Static IP questions...

Discussion in 'Mac Help/Tips' started by shadowfax0, Jan 20, 2003.

  1. shadowfax0 macrumors 6502

    Joined:
    May 2, 2002
    #1
    We just got a new iMac, and I'd like to hook it up to the PC we have in another room over our wireless network. So far it's been great; I added a network place on the PC and I can transfer files from the iMac to the PC. I also set it up the other way around. However, the problem being that the IP addresses change everytime you restart the computer, so therefor the Network Place never stays the same and it's hard to change in Windows, etc. Anyhow, I'd like to set static IP addresses, so in the System Prefs of OS X I selected 'Using DHCP with manual IP address' which is just what I want, the only problem being that when I select that the router (a Linksys) refuses to recognize the computer and I can't get on the internet, and as for the PC I'm up the creek on how to do this (Window$ XP Home) Any ideas?
     
  2. peterjhill macrumors 65816

    peterjhill

    Joined:
    Apr 25, 2002
    Location:
    Seattle, WA
    #2
    You need to make sure that the subnet masks are the same and that the ip is not duplicated on the network. With two computers on the network, I don't see why you are getting a different ip address. dhcp is supposed to try to give you the same ip address if it is available before giving you another one.

    Also, of course, you need to make sure that the address you are statically giving it is in the network range for the ip address / subnet mask of the router and windows box.

    Do this: open terminal.app while dhcp is configured to set up everything then type in

    ifconfig -a

    then paste the output and i will be glad to decode it for you.
     
  3. benixau macrumors 65816

    benixau

    Joined:
    Oct 9, 2002
    Location:
    Sydney, Australia
    #3
    do you use a router or is it a computer to computer exchange??

    if you use a router then the settings are router based. if you go puter to puter then you shlouldn't be having these problems, especially if you sleep the mac.
     
  4. kibit macrumors member

    kibit

    Joined:
    Jul 24, 2002
    Location:
    Illinois
    #4
    Static IP

    On the other hand, you could just set up the network to have static IPs. On the router, turn off the DHCP and give it a static IP address of 192.168.0.1 with a subnet of 255.255.255.0. Give the Mac a manual IP address of 192.168.0.2 with the same subnet, use the router's IP address for your router and gateway settings. Also set up your Windows XP the same way, with a static IP of 192.168.0.3 also set its subnet the same and gateway and DNS settings to point to the router. It shouldn't give you any problems then. Works for me :D
     
  5. peterjhill macrumors 65816

    peterjhill

    Joined:
    Apr 25, 2002
    Location:
    Seattle, WA
    #5
    I am assuming that both computer want to talk to the router and each other. This is based on the desire for all computer to be able to get to the Internet.
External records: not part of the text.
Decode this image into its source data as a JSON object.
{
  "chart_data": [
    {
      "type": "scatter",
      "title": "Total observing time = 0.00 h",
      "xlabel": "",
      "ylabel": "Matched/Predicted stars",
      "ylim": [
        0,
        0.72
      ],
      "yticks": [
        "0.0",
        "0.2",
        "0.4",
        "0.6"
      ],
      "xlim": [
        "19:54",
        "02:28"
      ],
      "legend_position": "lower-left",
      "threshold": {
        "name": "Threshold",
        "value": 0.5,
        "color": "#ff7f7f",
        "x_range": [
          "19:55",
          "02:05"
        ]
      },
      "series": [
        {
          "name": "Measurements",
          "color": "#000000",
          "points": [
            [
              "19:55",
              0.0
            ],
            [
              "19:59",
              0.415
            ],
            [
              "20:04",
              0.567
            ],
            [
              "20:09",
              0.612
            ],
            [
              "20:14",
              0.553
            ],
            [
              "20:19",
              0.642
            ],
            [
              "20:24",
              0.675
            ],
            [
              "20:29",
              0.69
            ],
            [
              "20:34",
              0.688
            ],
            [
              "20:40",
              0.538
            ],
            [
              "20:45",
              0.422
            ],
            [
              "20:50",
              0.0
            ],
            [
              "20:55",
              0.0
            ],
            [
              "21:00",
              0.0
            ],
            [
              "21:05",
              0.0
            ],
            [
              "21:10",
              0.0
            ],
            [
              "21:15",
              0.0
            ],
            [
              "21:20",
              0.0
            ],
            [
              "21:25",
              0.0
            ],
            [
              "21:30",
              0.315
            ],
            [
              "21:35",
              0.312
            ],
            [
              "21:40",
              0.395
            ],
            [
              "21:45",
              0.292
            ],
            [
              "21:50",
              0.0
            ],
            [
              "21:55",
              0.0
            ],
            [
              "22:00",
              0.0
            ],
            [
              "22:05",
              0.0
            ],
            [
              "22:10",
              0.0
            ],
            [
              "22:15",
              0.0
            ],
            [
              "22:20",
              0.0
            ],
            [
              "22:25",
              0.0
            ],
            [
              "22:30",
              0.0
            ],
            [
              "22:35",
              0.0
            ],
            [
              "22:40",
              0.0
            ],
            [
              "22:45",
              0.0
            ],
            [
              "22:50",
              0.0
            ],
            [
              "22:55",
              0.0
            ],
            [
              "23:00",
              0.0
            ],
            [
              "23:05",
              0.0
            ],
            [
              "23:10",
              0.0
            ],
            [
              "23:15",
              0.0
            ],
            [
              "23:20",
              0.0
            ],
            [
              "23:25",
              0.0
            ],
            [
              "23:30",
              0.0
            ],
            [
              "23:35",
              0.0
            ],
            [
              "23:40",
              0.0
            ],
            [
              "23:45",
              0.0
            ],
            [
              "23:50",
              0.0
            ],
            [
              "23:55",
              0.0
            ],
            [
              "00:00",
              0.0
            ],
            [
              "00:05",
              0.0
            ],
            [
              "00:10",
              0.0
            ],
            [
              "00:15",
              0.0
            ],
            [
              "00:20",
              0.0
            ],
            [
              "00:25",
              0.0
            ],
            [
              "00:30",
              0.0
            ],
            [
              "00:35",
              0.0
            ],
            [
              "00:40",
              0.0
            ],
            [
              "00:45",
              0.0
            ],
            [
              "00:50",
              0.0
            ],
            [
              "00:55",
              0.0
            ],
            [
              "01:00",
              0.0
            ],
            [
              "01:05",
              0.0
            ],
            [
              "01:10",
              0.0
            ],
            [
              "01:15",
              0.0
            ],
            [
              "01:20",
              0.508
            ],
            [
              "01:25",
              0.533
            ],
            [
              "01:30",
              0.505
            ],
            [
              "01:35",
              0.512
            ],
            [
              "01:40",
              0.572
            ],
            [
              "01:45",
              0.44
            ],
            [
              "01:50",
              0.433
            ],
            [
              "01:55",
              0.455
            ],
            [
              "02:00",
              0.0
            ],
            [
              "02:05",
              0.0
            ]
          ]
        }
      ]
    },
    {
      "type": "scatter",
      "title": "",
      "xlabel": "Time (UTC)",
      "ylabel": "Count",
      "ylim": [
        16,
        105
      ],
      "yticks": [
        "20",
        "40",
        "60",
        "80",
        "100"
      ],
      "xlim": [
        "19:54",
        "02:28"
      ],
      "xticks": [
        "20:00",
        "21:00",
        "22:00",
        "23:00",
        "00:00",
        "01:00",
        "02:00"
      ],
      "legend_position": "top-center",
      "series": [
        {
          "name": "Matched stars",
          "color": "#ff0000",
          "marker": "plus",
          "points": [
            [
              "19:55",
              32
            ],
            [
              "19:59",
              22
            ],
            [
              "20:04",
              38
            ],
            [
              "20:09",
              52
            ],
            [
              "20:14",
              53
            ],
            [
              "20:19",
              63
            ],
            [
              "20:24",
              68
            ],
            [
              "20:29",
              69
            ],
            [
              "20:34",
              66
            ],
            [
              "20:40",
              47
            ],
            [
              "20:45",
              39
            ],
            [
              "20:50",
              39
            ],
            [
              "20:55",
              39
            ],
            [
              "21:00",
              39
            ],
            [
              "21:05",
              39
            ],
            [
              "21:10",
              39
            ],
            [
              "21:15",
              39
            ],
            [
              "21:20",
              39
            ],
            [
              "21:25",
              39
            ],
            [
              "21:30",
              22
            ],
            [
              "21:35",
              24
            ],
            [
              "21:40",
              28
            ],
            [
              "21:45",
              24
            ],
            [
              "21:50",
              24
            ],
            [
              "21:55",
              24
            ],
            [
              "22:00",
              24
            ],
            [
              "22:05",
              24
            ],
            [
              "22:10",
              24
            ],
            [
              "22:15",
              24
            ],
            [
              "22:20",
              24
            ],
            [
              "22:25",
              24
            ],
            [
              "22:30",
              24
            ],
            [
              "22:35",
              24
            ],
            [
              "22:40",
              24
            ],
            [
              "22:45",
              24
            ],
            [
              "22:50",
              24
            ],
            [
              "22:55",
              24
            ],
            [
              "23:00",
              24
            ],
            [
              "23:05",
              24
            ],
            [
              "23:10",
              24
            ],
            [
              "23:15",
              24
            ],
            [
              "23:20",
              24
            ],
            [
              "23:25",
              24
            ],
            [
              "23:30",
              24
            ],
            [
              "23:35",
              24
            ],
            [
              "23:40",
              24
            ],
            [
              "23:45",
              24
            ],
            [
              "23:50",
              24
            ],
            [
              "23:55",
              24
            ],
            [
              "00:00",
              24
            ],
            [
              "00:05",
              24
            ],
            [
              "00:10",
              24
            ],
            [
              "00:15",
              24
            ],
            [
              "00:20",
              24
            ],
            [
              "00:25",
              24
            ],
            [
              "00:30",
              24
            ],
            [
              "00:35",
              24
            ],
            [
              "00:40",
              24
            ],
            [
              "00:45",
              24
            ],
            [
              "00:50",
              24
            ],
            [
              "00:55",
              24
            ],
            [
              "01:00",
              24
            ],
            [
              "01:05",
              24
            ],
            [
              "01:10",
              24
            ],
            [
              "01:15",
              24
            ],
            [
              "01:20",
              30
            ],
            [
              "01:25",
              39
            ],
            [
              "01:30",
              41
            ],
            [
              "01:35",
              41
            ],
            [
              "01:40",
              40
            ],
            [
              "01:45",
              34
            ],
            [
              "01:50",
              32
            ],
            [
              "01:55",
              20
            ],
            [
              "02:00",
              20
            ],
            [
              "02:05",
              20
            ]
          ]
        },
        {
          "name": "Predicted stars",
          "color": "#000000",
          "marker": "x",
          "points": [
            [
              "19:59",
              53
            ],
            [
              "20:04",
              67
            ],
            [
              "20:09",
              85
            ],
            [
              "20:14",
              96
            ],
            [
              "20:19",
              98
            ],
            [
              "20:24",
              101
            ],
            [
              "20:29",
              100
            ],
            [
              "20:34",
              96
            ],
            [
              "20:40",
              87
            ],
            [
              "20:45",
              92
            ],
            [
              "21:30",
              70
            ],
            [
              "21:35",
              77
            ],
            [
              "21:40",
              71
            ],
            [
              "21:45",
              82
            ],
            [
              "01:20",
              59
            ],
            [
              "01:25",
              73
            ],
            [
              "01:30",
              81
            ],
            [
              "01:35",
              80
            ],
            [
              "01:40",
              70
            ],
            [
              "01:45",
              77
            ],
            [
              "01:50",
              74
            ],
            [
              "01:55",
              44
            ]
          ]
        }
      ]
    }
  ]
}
Unless you are running multiple subnets on your router with multiple interfaces, or private vlans, then it is simple

    if
    computer A | router
    and
    computer B | router
    then
    computer A | computer B
    where | means "can talk to"
     
  6. peterjhill macrumors 65816

    peterjhill

    Joined:
    Apr 25, 2002
    Location:
    Seattle, WA
    #6
    you could even edit your /etc/hosts file

    the format is like this:


    192.168.1.1 myrouter.local.
    192.168.1.2 mymac.local.
    192.168.1.3 mypc.local.


    you could then on your mac connect to:

    smb://mypc.local/someshare under connect to server (assuming you had a share named someshare

    You could even copy this file to your pc and in the tcp/ip settings i think there is a way to point it at the file for host resolution. this is how they did dns before dns.

    A quick google turned this up:
    http://practice.chatserve.com/host.html
     
  7. shadowfax0 thread starter macrumors 6502

    Joined:
    May 2, 2002
    #7
    this is all through a Linksys wireless router with DHCP. I was thinking of simply turning DHCP off and assigning IP addresses, which would work OK, but what happens when a new computer is introduced into the house? (My dad brings his laptop in all the time, so it's not always here, same with my mom's and brother's laptops (PCs and Macs), would those be assigned IP addresses automatically, if it would that would be preferable) That's why I'm so intrigued by this 'DHCP with manual IP address' because that's just what I want: DHCP with one or two static IP addresses, not fully static, not fully dynamic, but a little of both :) Is that possible at all? (sorry if I someone may have answered this I just leafed through the other postings, but thanks for the feedback!!)